John was a man of convictions. One of his most consistent was that his radio station should never, ever play cover versions of songs. Only originals. John and I butted heads about this many times over the years: he said he had heard too many awful, misguided, washed-out covers through the years, and wanted none of it. He appreciated good production values in music, so couldn’t stand it when an artist covered one of his favorite songs and mangled it beyond enjoyability. (He nearly suffered apoplexy over Patti LaBelle and The Blue Belles’ R and B cover of “Somewhere Over The Rainbow.”)

He had a moment of cognitive dissonance when I observed that the chart singles by his all-time favorite band, Herman’s Hermits, were virtually all covers. But he stood firm, and through skulduggery and time I snuck some well-crafted covers onto the playlist.

So why bring this up? Because, despite his no-covers pronouncements, John would have loved this album: “Drink A Toast To Innocence: A Tribute To Lite Rock.” Bill Sammons in his excellent blog “Kool Kovers” writes something my friend would have endorsed heartily: “The best cover versions are, as my wife says, different enough so it’s fresh but the same enough to where you can sing along if you want.”

Executive producer Andrew Curry drew inspiration from a Facebook thread that nominated the greatest lite rock songs of all time: the soundtrack of his youth, as he put it. The idea of a tribute album began to germinate, under the umbrella name “Monsters Of Lite Rock,” and Andrew successfully pitched the project on the fund-raising website Kickstarter.

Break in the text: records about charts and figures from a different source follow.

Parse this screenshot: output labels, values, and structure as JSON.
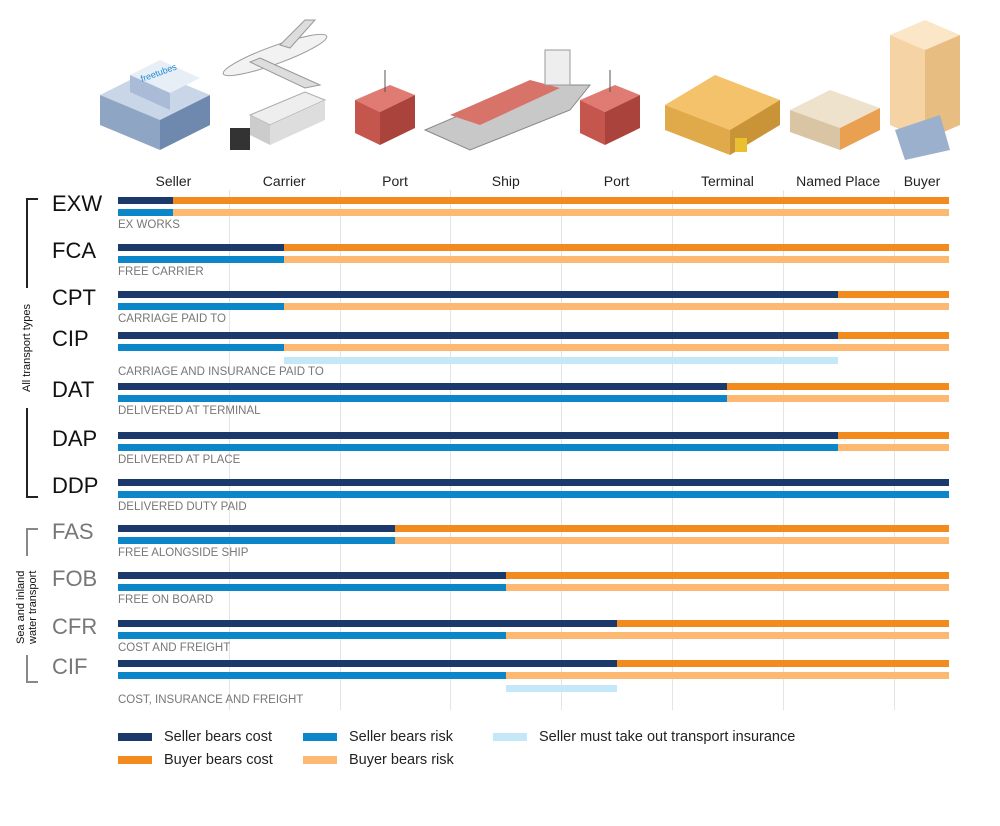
{
  "colors": {
    "seller_cost": "#1b3a6b",
    "buyer_cost": "#f28a1e",
    "seller_risk": "#0a86c9",
    "buyer_risk": "#fdb872",
    "insurance": "#c4e8f7"
  },
  "brand_on_building": "freetubes",
  "stages": [
    "Seller",
    "Carrier",
    "Port",
    "Ship",
    "Port",
    "Terminal",
    "Named Place",
    "Buyer"
  ],
  "groups": [
    {
      "label": "All transport types"
    },
    {
      "label_lines": [
        "Sea and inland",
        "water transport"
      ]
    }
  ],
  "chart_data": {
    "type": "bar",
    "axis_units": "stage columns (0 = Seller start, 7.5 = Buyer end)",
    "max": 7.5,
    "rows": [
      {
        "code": "EXW",
        "name": "EX WORKS",
        "group": 0,
        "cost_transfer": 0.5,
        "risk_transfer": 0.5
      },
      {
        "code": "FCA",
        "name": "FREE CARRIER",
        "group": 0,
        "cost_transfer": 1.5,
        "risk_transfer": 1.5
      },
      {
        "code": "CPT",
        "name": "CARRIAGE PAID TO",
        "group": 0,
        "cost_transfer": 6.5,
        "risk_transfer": 1.5
      },
      {
        "code": "CIP",
        "name": "CARRIAGE AND INSURANCE PAID TO",
        "group": 0,
        "cost_transfer": 6.5,
        "risk_transfer": 1.5,
        "insurance": [
          1.5,
          6.5
        ]
      },
      {
        "code": "DAT",
        "name": "DELIVERED AT TERMINAL",
        "group": 0,
        "cost_transfer": 5.5,
        "risk_transfer": 5.5
      },
      {
        "code": "DAP",
        "name": "DELIVERED AT PLACE",
        "group": 0,
        "cost_transfer": 6.5,
        "risk_transfer": 6.5
      },
      {
        "code": "DDP",
        "name": "DELIVERED DUTY PAID",
        "group": 0,
        "cost_transfer": 7.5,
        "risk_transfer": 7.5
      },
      {
        "code": "FAS",
        "name": "FREE ALONGSIDE SHIP",
        "group": 1,
        "cost_transfer": 2.5,
        "risk_transfer": 2.5
      },
      {
        "code": "FOB",
        "name": "FREE ON BOARD",
        "group": 1,
        "cost_transfer": 3.5,
        "risk_transfer": 3.5
      },
      {
        "code": "CFR",
        "name": "COST AND FREIGHT",
        "group": 1,
        "cost_transfer": 4.5,
        "risk_transfer": 3.5
      },
      {
        "code": "CIF",
        "name": "COST, INSURANCE AND FREIGHT",
        "group": 1,
        "cost_transfer": 4.5,
        "risk_transfer": 3.5,
        "insurance": [
          3.5,
          4.5
        ]
      }
    ]
  },
  "legend": {
    "seller_cost": "Seller bears cost",
    "buyer_cost": "Buyer bears cost",
    "seller_risk": "Seller bears risk",
    "buyer_risk": "Buyer bears risk",
    "insurance": "Seller must take out transport insurance"
  }
}
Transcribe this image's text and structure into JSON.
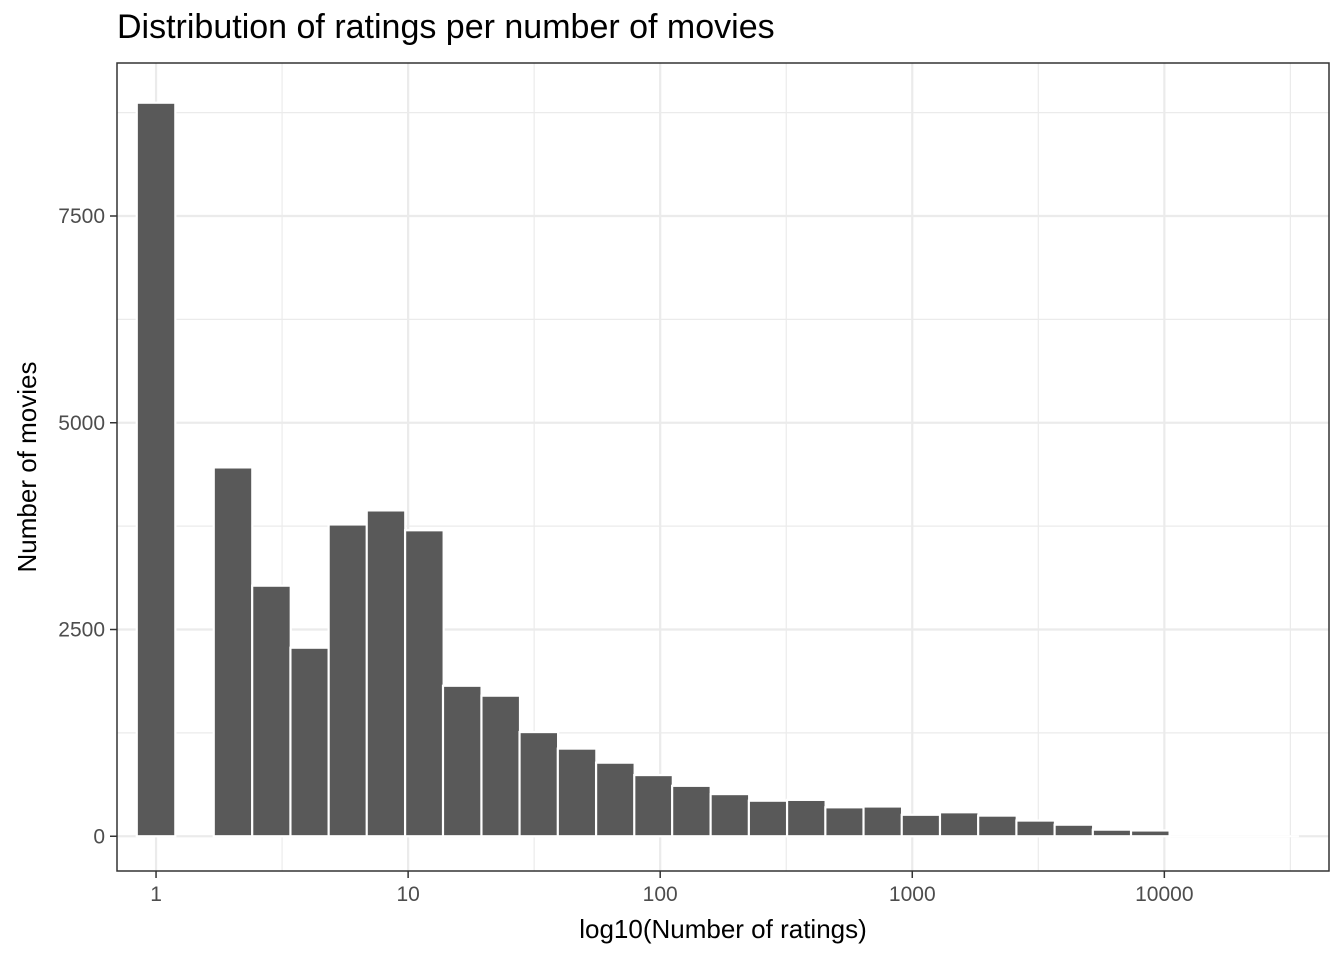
{
  "chart_data": {
    "type": "bar",
    "title": "Distribution of ratings per number of movies",
    "xlabel": "log10(Number of ratings)",
    "ylabel": "Number of movies",
    "x_scale": "log10",
    "xlim": [
      0.7,
      45000
    ],
    "ylim": [
      -420,
      9350
    ],
    "x_ticks": [
      1,
      10,
      100,
      1000,
      10000
    ],
    "x_tick_labels": [
      "1",
      "10",
      "100",
      "1000",
      "10000"
    ],
    "y_ticks": [
      0,
      2500,
      5000,
      7500
    ],
    "y_tick_labels": [
      "0",
      "2500",
      "5000",
      "7500"
    ],
    "bin_width_log10": 0.153,
    "series": [
      {
        "bin_centers": [
          1.0,
          2.02,
          2.87,
          4.07,
          5.77,
          8.17,
          11.6,
          16.4,
          23.3,
          33.0,
          46.8,
          66.4,
          94.1,
          133,
          189,
          268,
          380,
          539,
          764,
          1083,
          1536,
          2177,
          3087,
          4376,
          6204,
          8797
        ],
        "values": [
          8870,
          4460,
          3030,
          2280,
          3770,
          3940,
          3700,
          1820,
          1700,
          1260,
          1060,
          890,
          740,
          610,
          510,
          430,
          440,
          350,
          360,
          260,
          290,
          250,
          190,
          140,
          80,
          70
        ]
      }
    ],
    "colors": {
      "bar": "#595959",
      "panel_border": "#333333",
      "grid": "#ebebeb",
      "background": "#ffffff"
    },
    "grid": true,
    "legend": "none"
  }
}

Mad props also to the lovely and talented Elizabeth Racz (“Miss Klaatu”), who served ably as Associate Producer. Nobody could have done better.

A while back I wrote about the project, and was gratified to see Andrew achieve his funding goal in just a few weeks. There was a definite buzz around this project, especially in the power pop community. Thanks to Andrew, by the way, for the go-ahead to stream a few of the songs on this blog. Trust me, I’m confident that you’ll want the whole album. Go to Bandcamp.

In different hands this album might have become an exercise in campy excess and parody. Andrew avoids that, as everyone’s genuine affection for these songs comes through from the very first track. To quote reviewer Jaimie Vernon: “This is not a joke, folks. The recreations are done with love and devotion. The result is top notch! Highly recommended.”

Image from

Long-time Facebook pal and KBEK-FM favorite Eytan Mirsky conjures up a cinematic rendition of one of the quintessential lite rock hits, “Escape (The Pina Colada Song)” by Rupert Holmes. Eytan brings the right element of wry humor to this chronicle of… well, thwarted two-timing. (A shout-out to fellow FB pal, producer Jon Gordon.)




Image from

One of the many stellar tracks on this album comes from Vegas With Randolph, with their take on Little River Band’s “Cool Change.” Once again, from Bill Sammons’ “Kool Kovers”:

THIS, my friends, is how to do a cover! It completely respects the song, keeping all signature parts intact. Yet it sounds like the band who’s playing the song: putting their identity on it, but not in an overwhelming way.


Image from

Back in the day, lite rock bore the (occasionally deserved) mantle of being too saccharine. And let’s face it, some of the originals were a bit milquetoast and begged to get the wimpiness knocked out of them. The Davenports do just that – they bring drive and energy to Randy Vanwarmer’s “Just When I Needed You Most” that the original needed in the worst way.



Image from

One of my most pleasant discoveries is Lisa Mychols’ turn on “Don’t Give Up On Us.” Lisa adds crunch and punch and multiple layers to the song, and you believe it in a way that David Soul never quite pulled off.








Like greatest-hits albums, tribute albums are a hit-or-miss affair. Many are bland, a few are innovative, and a very small handful approach excellence. “Drink A Toast To Innocence” is in that category. It’ll catapult you back to a happy time.

Bandcamp is the place to go for this album. Also check out the Monsters Of Lite Rock website.

And by the way: all these tracks are now in hot rotation on our station. I’m sure John concurs. Somewhere out there, he’s probably rockin’ out to “I’m Henry VIII, I Am.” A cover, by the way.